Why: FBX carries object scale; Unity multiplies its own import scale. Stacked scales are the most common “tiny or huge rig” bug.

3. Fix parent chains

If the armature is parented to an empty or root with non-(1,1,1) scale, either:

  • Apply scale on parents in order from child to root, or
  • Unparent, reset parent scales to 1, reparent with Ctrl+P → Keep Offset only if you know you need offset (prefer clean 1,1,1 chains for game export).

4. Export FBX with consistent scalings

  1. Select only what must export (often mesh + armature).
  2. File → Export → FBX.
  3. Use settings aligned to your unit convention, for example:
    • Apply Scalings: FBX All (typical choice so Blender bakes scale into vertices and bones for export).
    • Forward / Up: match your pipeline (often -Z Forward, Y Up for Unity-friendly orientation; if your studio uses a fixed template, keep it unchanged across all characters).
    • Apply Modifiers if your mesh depends on modifiers for the final bind.

Re-export after every Apply change; do not reuse an old FBX path without bumping the file.

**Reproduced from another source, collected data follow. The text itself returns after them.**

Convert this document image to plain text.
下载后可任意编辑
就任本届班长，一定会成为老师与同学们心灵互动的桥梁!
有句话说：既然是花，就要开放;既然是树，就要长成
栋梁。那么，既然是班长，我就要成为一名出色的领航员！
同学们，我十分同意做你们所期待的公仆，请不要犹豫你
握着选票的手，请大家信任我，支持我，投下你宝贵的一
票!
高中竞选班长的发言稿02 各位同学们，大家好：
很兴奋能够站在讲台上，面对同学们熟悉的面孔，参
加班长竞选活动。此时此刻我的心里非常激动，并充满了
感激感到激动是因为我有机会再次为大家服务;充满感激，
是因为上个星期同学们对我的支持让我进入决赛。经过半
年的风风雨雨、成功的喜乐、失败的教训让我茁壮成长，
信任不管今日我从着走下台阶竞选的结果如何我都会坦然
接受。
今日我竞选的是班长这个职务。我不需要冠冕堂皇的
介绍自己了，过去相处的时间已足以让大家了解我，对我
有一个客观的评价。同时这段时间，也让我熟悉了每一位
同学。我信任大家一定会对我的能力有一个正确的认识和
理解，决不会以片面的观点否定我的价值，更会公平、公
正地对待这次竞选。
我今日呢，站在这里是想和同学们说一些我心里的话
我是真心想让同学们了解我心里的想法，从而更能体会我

Step-by-step fix (Unity import)

1. Model tab

  1. Select the FBX in the Project window.
  2. Inspector → Model: set Scale Factor so character height matches design (often 1 when Blender export already encodes meters correctly; use 0.01 or 100 only when you intentionally treat Blender units as cm and Unity as meters—do not guess both in Blender and Unity).
  3. Bake Axis Conversion only if your studio template requires it; otherwise keep one clear path.

2. Rig tab

  • Humanoid: after scale looks correct on the Skinned Mesh Renderer in a test scene, configure Avatar and Muscle & Settings; fix scale before spending time on muscle tuning.
  • Generic: confirm the root object scale in the hierarchy is 1,1,1 after import.

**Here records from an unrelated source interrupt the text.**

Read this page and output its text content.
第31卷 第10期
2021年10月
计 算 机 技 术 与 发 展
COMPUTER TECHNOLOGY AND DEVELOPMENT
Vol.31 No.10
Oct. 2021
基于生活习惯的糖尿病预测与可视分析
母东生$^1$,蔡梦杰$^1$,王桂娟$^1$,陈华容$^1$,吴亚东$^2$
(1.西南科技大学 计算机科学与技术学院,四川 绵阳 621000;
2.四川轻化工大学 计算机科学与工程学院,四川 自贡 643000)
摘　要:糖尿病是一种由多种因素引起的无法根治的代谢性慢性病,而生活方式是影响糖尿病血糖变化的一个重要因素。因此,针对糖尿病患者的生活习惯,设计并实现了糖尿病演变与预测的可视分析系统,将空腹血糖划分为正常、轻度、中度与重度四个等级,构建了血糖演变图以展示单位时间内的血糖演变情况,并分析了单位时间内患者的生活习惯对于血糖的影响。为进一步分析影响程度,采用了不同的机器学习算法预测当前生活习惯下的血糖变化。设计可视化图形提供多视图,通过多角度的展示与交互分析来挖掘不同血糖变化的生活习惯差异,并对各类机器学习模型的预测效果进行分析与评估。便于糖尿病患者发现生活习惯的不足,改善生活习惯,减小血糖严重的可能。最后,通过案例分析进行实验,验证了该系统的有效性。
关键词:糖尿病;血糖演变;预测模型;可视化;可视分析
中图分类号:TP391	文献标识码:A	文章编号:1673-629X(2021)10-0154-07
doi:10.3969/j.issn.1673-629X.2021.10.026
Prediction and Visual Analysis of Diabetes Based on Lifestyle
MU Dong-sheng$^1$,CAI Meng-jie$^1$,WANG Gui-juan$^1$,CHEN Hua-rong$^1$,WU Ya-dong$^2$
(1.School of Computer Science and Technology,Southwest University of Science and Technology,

3. Verify against a reference

  1. Create a Cube (1,1,1) in a fresh scene.
  2. Place your imported character next to it.
  3. Eye-height for a humanoid should match your design doc (often ~1.6–1.8 Unity units for meters).

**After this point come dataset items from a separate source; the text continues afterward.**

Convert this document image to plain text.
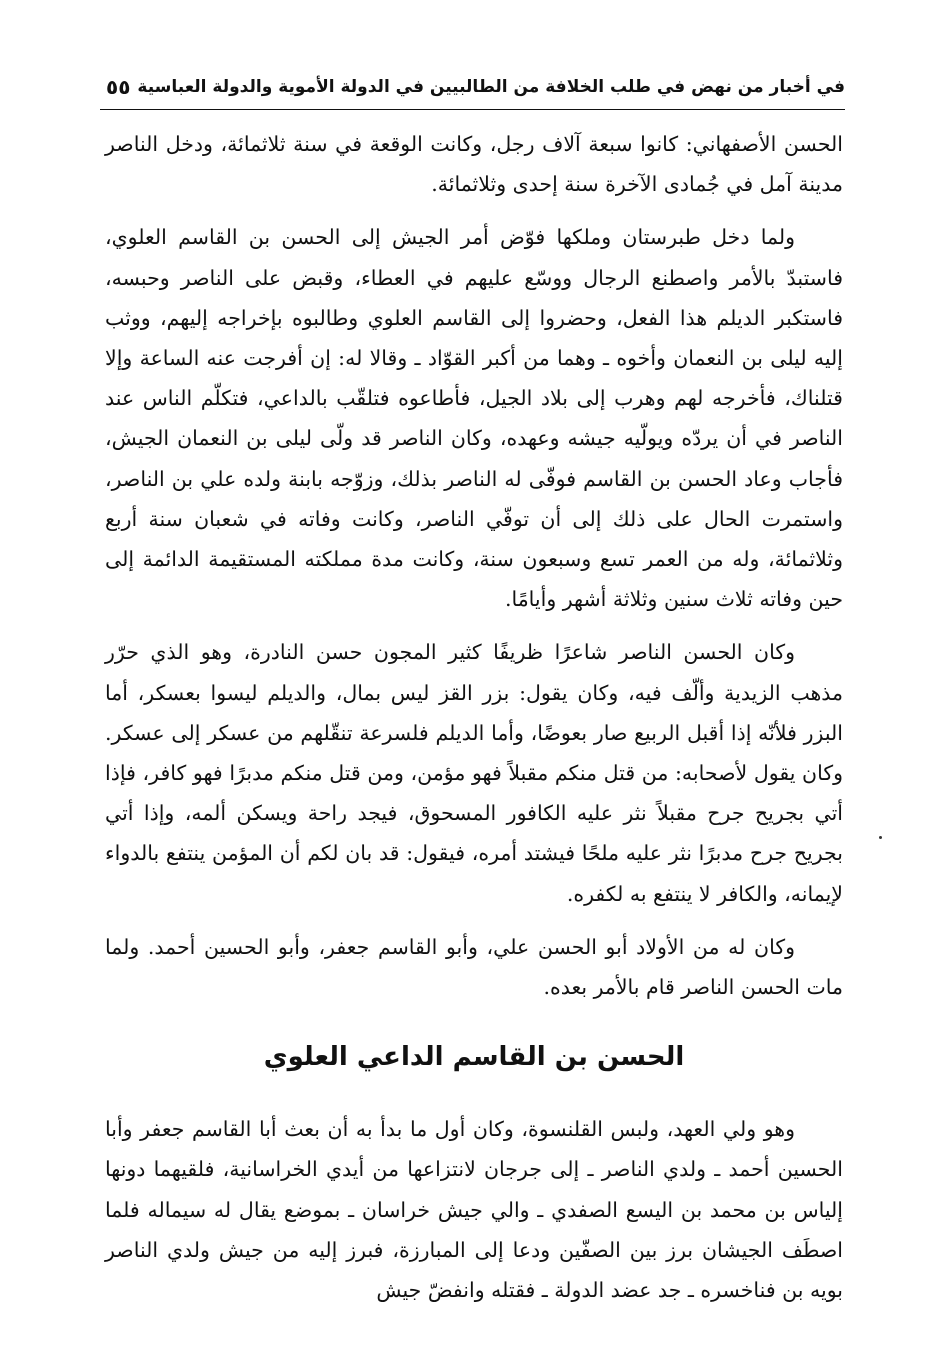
في أخبار من نهض في طلب الخلافة من الطالبيين في الدولة الأموية والدولة العباسية
٥٥

الحسن الأصفهاني: كانوا سبعة آلاف رجل، وكانت الوقعة في سنة ثلاثمائة، ودخل الناصر مدينة آمل في جُمادى الآخرة سنة إحدى وثلاثمائة.

ولما دخل طبرستان وملكها فوّض أمر الجيش إلى الحسن بن القاسم العلوي، فاستبدّ بالأمر واصطنع الرجال ووسّع عليهم في العطاء، وقبض على الناصر وحبسه، فاستكبر الديلم هذا الفعل، وحضروا إلى القاسم العلوي وطالبوه بإخراجه إليهم، ووثب إليه ليلى بن النعمان وأخوه ـ وهما من أكبر القوّاد ـ وقالا له: إن أفرجت عنه الساعة وإلا قتلناك، فأخرجه لهم وهرب إلى بلاد الجيل، فأطاعوه فتلقّب بالداعي، فتكلّم الناس عند الناصر في أن يردّه ويولّيه جيشه وعهده، وكان الناصر قد ولّى ليلى بن النعمان الجيش، فأجاب وعاد الحسن بن القاسم فوفّى له الناصر بذلك، وزوّجه بابنة ولده علي بن الناصر، واستمرت الحال على ذلك إلى أن توفّي الناصر، وكانت وفاته في شعبان سنة أربع وثلاثمائة، وله من العمر تسع وسبعون سنة، وكانت مدة مملكته المستقيمة الدائمة إلى حين وفاته ثلاث سنين وثلاثة أشهر وأيامًا.

وكان الحسن الناصر شاعرًا ظريفًا كثير المجون حسن النادرة، وهو الذي حرّر مذهب الزيدية وألّف فيه، وكان يقول: بزر القز ليس بمال، والديلم ليسوا بعسكر، أما البزر فلأنّه إذا أقبل الربيع صار بعوضًا، وأما الديلم فلسرعة تنقّلهم من عسكر إلى عسكر. وكان يقول لأصحابه: من قتل منكم مقبلاً فهو مؤمن، ومن قتل منكم مدبرًا فهو كافر، فإذا أتي بجريح جرح مقبلاً نثر عليه الكافور المسحوق، فيجد راحة ويسكن ألمه، وإذا أتي بجريح جرح مدبرًا نثر عليه ملحًا فيشتد أمره، فيقول: قد بان لكم أن المؤمن ينتفع بالدواء لإيمانه، والكافر لا ينتفع به لكفره.

وكان له من الأولاد أبو الحسن علي، وأبو القاسم جعفر، وأبو الحسين أحمد. ولما مات الحسن الناصر قام بالأمر بعده.

الحسن بن القاسم الداعي العلوي

وهو ولي العهد، ولبس القلنسوة، وكان أول ما بدأ به أن بعث أبا القاسم جعفر وأبا الحسين أحمد ـ ولدي الناصر ـ إلى جرجان لانتزاعها من أيدي الخراسانية، فلقيهما دونها إلياس بن محمد بن اليسع الصفدي ـ والي جيش خراسان ـ بموضع يقال له سيماله فلما اصطَف الجيشان برز بين الصفّين ودعا إلى المبارزة، فبرز إليه من جيش ولدي الناصر بويه بن فناخسره ـ جد عضد الدولة ـ فقتله وانفضّ جيش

If the cube test fails, return to Blender Apply Scale before touching Humanoid muscles.

Alternative fixes

Situation What to try
Only one asset wrong Compare its Object Scale in Blender to a “known good” character; rebind or re-export after apply
Batch of legacy files Script or checklist: apply scale, fixed FBX preset, reimport Unity template
FBX addon experimental features Use the same FBX IO version across artists; document version in the repo
Mixamo or external rigs Import to Blender once, apply scale, re-export with your house FBX preset

Verification checklist

  • [ ] Armature and mesh object scale in Blender is 1,1,1 before export
  • [ ] Apply Scale (and rotation if needed) recorded in the .blend history or export notes
  • [ ] FBX Apply Scalings matches your written pipeline standard
  • [ ] Unity Scale Factor matches that standard (no double correction)
  • [ ] Character height matches reference cube / design spec in a blank scene
  • [ ] Animation clips play without cumulative scale drift on the root

Prevention

  • Check in an export-template .blend with locked unit scale and an empty reference mesh (cube of known size).
  • Store one export preset JSON or screenshots in version control.
  • In code reviews for art, reject FBX where Blender Scale is not 1 on rig roots.

FAQ

Why not fix scale only in Unity Scale Factor?

You can, but then every re-export from Blender may fight a “magic number” in Unity. Fixing Apply Scale and export once keeps source of truth in the DCC and avoids per-asset drift.

Does Apply Scale break my armature?

It can change rest pose if you applied scale at the wrong mode or with modifiers in a bad order. Work on a copy, apply in Object Mode with a tested bind, and re-test a simple animation clip in Unity.

My rig is correct in Blender but tiny in Unity only with Humanoid

Confirm generic import size first. If generic is correct and humanoid is not, the issue is often avatar setup or root selection—not primary scale. Still fix Blender scale first to rule out double errors.